Still in his pajamas, he left the house through the kitchen door. He stood on the dark lawn, drawing deep lungfuls of chilly air. The stars were bright. The moon was huge. And the grass was damp from the sprinkling the meager formation of clouds had given it ten minutes ago. This had to be real.
It wasn't.
Although the lawn appeared to be hundreds of feet deep, Joel crossed the whole of it in twelve long steps, just as he had done when he and Allison had made their first escape, before they'd been trapped in the wrecked shuttle.
The woods were filled with night sounds: the squeaky telegraphy of crickets, small animals shuffling through the underbrush, leaves rustled by the breeze. The air was redolent of leaf mulch, various pollens, and the odor of wet bark.
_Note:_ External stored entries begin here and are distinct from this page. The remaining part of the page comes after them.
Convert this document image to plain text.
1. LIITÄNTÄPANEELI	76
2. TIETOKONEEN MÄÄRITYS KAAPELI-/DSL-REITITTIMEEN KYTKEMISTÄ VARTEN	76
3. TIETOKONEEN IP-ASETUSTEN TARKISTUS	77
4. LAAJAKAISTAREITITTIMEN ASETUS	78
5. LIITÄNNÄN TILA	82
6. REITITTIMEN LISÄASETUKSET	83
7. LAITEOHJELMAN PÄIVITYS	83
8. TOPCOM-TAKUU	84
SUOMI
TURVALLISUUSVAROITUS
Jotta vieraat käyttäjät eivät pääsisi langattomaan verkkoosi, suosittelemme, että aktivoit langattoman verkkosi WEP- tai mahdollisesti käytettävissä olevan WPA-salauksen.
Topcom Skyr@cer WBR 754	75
Yet it was as fake as the immense lawn. He crossed it in a moment and came onto the sidewalk on that street full of neat houses and willow trees. It was all calm and precise a
nd middle-class and reassuring. It was meant to be; a damned good stage designer had made it that way.
Walking as if the pavement were made of eggs, as if it would crack beneath him and plunge him into an abyss within the shell, he crossed the two lanes of the highway, stepped up on the other sidewalk. He opened the gate in the fence which encircled the nearest house, and he went up the walk to the porch.
The porch was well furnished. It held a swing, two lawn chairs, and two wrought iron tables with ceramic tops. Two whiskey glasses were set on each table. The place looked lived-in, homey.
“Very nice, Mr. Galing,” he said.
The small window in the center of the front door was curtained with filmy white lace sewn on a dark blue cotton. Between the two lengths of fabric, a cracked paper shade was drawn all the way down to the sill.
He knocked, politely.
The sound reverberated loudly in the night, but no one came to open the door. The house remained dark and still as a sepulchre.
Although he suspected that it was a useless gesture, he knocked again, louder this time, kept on knocking until he thought that the glass would break.
The house was deserted.
“Good enough,” he said. He felt better when he talked aloud to himself.
He went over to the nearest wrought iron table and took the whiskey glasses from it. He put the glasses on the floor, out of the way. When he found the ceramic top was detachable, he detached it and put it down beside the glasses. He hefted the iron base, took it back to the front door, and smashed in the window. He cleared away the jagged shards, reached inside, pushed the lacy curtains out of his way, felt for the lock, threw it open, and opened the door.
“Won't you come in, Mr. Amslow?” he asked himself.
“Why, thank you,” he told himself. “I will.”
Three feet inside the front door, the house ended in a blank, cement wall. The room in which he stood extended only three feet on either side, hardly large enough for him to turn around in; the whole damn house contained eighteen square feet of living space. He did manage to turn, however, and he looked up at the timbers, beams, and braces that held the false front of the house in place. He could not see much of the construction details in this dim light, but he saw more than enough to be convinced that the entire street was probably a fake, an enormous stage setting in the most fundamental sense.